Perhaps I'm stereotyping, but whenever I read a love letter to graph databases, it usually begins with taking MySQL as the limits of the relational world.

The real power of relational databases is:

* it's fantastic for many kinds of queries you didn't have in mind when you created the data model

* it's good enough for most use cases

* it's been around long enough that safety and correctness features like transactions, foreign keys, UNIQUE and NOT NOLL constraints etc. are well implemented and understood.

Any DB model that wants to challenge the ubiquity of RDBMS must address these points, and offer something on top. So far I haven't seen anything that would come close. Sure, there are lots of specialized use cases and specialized tools that are great in some areas (like geospatial data, graphs, time series, ...), but nothing that I'd use as a default choice for a project with vague requirements.

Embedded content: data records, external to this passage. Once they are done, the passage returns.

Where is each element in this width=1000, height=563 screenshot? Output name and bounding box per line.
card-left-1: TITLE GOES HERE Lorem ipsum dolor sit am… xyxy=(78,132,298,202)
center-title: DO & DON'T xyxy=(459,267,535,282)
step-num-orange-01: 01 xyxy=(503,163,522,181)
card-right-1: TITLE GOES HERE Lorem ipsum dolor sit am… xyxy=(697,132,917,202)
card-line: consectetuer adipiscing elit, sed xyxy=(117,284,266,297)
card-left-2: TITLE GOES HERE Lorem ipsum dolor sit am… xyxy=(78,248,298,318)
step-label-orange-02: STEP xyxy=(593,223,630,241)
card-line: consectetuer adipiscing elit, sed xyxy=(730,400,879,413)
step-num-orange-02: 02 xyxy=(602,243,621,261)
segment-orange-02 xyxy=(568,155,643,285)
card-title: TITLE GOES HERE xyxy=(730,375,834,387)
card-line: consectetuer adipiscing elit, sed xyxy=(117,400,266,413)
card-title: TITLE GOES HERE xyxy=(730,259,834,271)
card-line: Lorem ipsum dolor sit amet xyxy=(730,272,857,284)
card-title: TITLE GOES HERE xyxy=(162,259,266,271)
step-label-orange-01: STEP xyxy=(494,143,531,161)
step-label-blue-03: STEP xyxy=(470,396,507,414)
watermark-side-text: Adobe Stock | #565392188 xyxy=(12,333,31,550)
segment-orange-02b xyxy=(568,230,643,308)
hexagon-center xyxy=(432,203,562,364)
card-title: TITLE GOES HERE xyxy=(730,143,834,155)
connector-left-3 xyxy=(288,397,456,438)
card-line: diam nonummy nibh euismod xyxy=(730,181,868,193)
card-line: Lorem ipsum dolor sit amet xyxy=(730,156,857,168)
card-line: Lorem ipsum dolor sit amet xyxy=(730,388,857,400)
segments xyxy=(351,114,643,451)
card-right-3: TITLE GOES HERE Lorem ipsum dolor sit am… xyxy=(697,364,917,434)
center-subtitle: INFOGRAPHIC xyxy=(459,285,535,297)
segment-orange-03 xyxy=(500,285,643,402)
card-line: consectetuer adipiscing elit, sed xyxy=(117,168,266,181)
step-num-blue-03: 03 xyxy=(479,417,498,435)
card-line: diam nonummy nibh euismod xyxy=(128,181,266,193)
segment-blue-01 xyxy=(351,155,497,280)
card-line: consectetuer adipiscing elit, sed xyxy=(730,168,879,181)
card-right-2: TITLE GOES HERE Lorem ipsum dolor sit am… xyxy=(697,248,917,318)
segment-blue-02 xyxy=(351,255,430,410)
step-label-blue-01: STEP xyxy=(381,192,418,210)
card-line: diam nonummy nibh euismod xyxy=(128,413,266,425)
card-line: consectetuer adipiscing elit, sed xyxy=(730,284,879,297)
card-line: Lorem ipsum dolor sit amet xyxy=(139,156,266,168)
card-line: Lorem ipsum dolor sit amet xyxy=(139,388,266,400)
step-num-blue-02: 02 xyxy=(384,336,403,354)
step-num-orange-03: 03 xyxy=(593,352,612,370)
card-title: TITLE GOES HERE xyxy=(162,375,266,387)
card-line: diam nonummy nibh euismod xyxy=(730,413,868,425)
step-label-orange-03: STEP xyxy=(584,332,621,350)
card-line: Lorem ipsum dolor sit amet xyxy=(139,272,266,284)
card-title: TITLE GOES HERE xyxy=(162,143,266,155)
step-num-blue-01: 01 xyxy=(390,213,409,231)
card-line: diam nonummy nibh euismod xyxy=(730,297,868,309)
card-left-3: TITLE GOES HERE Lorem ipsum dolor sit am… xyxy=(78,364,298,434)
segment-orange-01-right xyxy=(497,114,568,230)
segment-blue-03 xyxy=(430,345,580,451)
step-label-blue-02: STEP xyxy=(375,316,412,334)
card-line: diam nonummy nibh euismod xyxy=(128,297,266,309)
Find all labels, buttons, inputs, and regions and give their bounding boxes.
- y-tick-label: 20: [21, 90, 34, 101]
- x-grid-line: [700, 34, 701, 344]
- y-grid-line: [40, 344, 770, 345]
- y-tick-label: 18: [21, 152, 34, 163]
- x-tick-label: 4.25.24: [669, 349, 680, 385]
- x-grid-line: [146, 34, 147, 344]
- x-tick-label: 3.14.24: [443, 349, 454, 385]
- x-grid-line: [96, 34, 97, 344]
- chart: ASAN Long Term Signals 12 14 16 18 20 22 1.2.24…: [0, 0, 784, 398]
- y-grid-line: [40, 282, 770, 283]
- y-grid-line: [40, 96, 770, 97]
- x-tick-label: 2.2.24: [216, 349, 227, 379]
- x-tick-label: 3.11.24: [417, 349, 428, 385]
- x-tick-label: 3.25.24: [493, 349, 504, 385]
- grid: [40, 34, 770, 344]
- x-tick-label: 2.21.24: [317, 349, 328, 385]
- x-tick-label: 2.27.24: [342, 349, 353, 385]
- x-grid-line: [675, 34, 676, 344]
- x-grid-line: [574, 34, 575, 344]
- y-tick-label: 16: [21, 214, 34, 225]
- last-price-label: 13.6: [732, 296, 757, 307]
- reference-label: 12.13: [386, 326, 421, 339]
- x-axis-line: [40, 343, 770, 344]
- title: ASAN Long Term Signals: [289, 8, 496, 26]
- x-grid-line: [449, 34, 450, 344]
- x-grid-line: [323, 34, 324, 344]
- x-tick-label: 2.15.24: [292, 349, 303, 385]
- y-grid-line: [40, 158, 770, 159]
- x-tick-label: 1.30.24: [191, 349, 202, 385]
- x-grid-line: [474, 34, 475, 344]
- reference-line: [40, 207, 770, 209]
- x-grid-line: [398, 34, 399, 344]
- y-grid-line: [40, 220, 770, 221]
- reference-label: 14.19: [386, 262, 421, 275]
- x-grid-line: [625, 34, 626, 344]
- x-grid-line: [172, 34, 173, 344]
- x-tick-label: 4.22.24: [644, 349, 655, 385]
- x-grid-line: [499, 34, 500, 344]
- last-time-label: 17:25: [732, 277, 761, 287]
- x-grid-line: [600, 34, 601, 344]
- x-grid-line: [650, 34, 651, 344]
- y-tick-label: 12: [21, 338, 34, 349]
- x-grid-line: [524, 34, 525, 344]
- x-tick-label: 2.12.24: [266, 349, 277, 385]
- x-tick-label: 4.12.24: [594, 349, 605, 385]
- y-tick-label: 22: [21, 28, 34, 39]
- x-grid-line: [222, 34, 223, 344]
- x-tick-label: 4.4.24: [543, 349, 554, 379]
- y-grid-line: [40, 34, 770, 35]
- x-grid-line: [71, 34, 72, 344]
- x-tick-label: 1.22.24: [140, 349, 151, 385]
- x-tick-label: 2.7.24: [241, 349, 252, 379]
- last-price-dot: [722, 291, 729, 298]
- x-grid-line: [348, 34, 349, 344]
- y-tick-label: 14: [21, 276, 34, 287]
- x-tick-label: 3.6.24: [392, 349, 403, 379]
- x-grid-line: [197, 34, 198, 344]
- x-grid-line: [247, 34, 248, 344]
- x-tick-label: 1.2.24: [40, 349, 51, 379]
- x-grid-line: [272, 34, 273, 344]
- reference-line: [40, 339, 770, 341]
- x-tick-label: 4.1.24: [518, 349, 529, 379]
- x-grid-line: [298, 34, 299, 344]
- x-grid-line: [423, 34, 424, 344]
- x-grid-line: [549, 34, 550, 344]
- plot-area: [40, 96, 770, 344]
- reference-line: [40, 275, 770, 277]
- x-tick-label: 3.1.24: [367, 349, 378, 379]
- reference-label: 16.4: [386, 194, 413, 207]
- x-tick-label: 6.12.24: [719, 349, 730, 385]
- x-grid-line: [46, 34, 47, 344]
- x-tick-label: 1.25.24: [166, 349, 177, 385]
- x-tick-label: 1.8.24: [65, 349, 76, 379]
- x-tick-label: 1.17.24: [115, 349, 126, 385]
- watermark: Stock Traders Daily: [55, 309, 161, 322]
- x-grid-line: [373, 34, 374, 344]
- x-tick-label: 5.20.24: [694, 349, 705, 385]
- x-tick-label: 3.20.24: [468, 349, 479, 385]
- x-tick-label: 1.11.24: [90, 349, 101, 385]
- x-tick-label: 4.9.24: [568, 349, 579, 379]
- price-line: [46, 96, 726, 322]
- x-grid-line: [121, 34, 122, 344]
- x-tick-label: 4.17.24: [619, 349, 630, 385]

I'm in love with Paul Ford's writing about technology. His What Is Code? cover story for Business Week was amazing: http://www.bloomberg.com/graphics/2015-paul-ford-what-is-cod... https://news.ycombinator.com/item?id=9698870

This is just a short piece, but I think it is so interesting to try to introduce non-technical readers to some of the knotty problems that everyone on HN takes for granted. And, the fact that the world's largest graph database (Facebook's) is built on top of a SQL database really is ironic, and it's great that he succeeds at explaining all the concepts well enough to get that across.

For dinosaurs like myself who still use an RSS reader (I'm a big fan of Inoreader), here is a full-text feed of his New Republic writing, made with Feedity and Five Filters: http://ftr.fivefilters.org/makefulltextfeed.php?url=https%3A...

I think the future "may" be the JCR Standard (Java Content Repository), or at least something build 'on top of' JCR. The only real contender IMO is Apache Jackrabbit Oak. In general what this article describes is a Content Repository, but a real world-wide semantic web has not yet been built with it. My little project meta64.com is a mobile front end for some of this kind of data processing/storage.

"There is as yet no absolute challenger to the relational model. When people think database, they still think SQL. But if there is a true challenger, it is in the graph model."

This article is quite biased towards graph databases with regards to the SQL versus NoSQL tension. This video presents a much more balanced view of SQL versus NoSQL, in my opinion. https://www.youtube.com/watch?v=qI_g07C_Q5I

This article doesnt address what is useful as we migrate into the cloud. First, the data may be larger than any disk image in the cloud. The data could be distributed across hundreds of disks in disparate geographical locations. Plus there may be hundreds of process or services reading and modifying the data. Certain NonSQL architectures seem to work better then.

A guy writing about "graph databases" without once mentioning IMS, hmm http://www-01.ibm.com/software/data/ims/

I woke up and find riak, hope they make search on by default but one could argue that perfection is not a thing.